Je me retourne et cours jusqu’à la cuisine. Je saisis un torchon, le mouille sous le pauvre filet d’eau qui reste au robinet, le plie en triangle et me le noue derrière la tête tel un contrebandier californien du XIXe siècle. Je rejoins ma porte d’entrée au bas de laquelle une petite lueur scintille. Au moment d’ouvrir, j’espère ne pas créer un appel d’air me transformant en torche humaine. J’hésite. Je tergiverse. Mais le fait de savoir qu’on va mourir donne un drôle de courage, car je tire le battant de toutes mes forces. Rien. Il ne se passe rien. Il y a bien quelques flammes, mais elles restent où elles sont, à une dizaine de mètres. Il en faut sûrement plus pour créer cet effet brasier.
Je me dirige vers la cage d’escalier lorsque des cris jaillissent. Je tends l’oreille. Cela vient d’au-dessus. Nouveau dilemme, nouvelle incohérence. Pourquoi sauver un condamné ? C’est comme soigner un cancéreux en phase terminale ou un militaire agonisant sur un champ de bataille avec deux balles dans la poitrine. Je me dis que je ne suis pas un héros. Mais je me dis que je ne suis pas une ordure non plus. Enfin je pourrais en devenir une pour quelques heures après tout. Quelle importance ? Personne ne saura jamais rien de ma lâcheté.
Allez, je me tire.
Je m’élance dans l’escalier lorsque le cri se fait plus aigu, plus strident. Plus enfantin. Je m’immobilise. Certaines ordures ont un code d’honneur. Du genre ni femme ni enfant. Et l’enfance a un parfum particulier pour moi. Je laisse le héros chasser le pourri et remonte les marches quatre à quatre. Je n’ai aucun mal à analyser la situation qui se présente face à moi. Il y a un gamin d’environ 4 ou 5 ans en plein milieu du couloir, hurlant à côté d’un corps vautré sur le tapis sale. Je m’approche et saisis le petit. Il n’oppose pas de résistance mais hurle encore plus fort au fur et à mesure que l’on s’éloigne du cadavre. Alors je me dis que le cadavre n’en est peut-être pas un. Je fais demi-tour, pose l’enfant et remarque qu’il s’agit d’une femme après m’être suffisamment approché. Après un bref examen, je réalise qu’elle respire. Je ne sais absolument pas ce qui l’a mise dans cet état. Je pose la question au garçonnet, mais il ne sait plus rien faire d’autre que geindre. Je soupire. Il y a 5 minutes, je rêvais d’écouter The End des Doors, et je suis désormais au cœur d’un incendie, à tenter de sauver une femme et un enfant qui vont mourir.

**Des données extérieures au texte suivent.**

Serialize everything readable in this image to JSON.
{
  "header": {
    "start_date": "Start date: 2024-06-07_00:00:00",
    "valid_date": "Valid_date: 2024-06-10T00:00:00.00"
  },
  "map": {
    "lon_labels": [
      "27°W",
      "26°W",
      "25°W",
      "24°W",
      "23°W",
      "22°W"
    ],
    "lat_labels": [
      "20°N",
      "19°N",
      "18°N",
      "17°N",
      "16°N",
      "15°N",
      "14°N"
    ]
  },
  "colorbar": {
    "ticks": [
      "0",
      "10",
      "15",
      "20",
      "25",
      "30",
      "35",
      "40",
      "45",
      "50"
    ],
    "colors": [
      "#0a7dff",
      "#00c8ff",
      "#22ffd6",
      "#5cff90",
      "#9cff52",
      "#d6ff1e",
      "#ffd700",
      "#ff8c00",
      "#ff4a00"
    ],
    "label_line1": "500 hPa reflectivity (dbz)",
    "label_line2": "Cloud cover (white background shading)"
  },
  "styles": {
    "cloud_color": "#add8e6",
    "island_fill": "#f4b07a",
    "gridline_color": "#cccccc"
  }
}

La femme est menue – maigrichonne même. Pourtant, je me sens incapable de la soulever et encore moins de la hisser sur mon épaule. Je confie ma lampe torche au gamin, retourne sa mère – ou je ne sais qui – sur le dos et attrape ses poignets. Doucement je recule en m’arrangeant pour que sa tête reste le plus haut possible. Après quelques pas, je m’aperçois qu’elle n’est pas très lourde et que de descendre les escaliers comme ça risquerait d’aggraver ses blessures potentielles. Je change de méthode. Je passe mes mains autour de sa poitrine, la soulève et la tire en faisant rebondir ses pieds sur chaque marche. C’est mieux que la tête. De toute façon, je ne peux pas faire grand-chose de plus…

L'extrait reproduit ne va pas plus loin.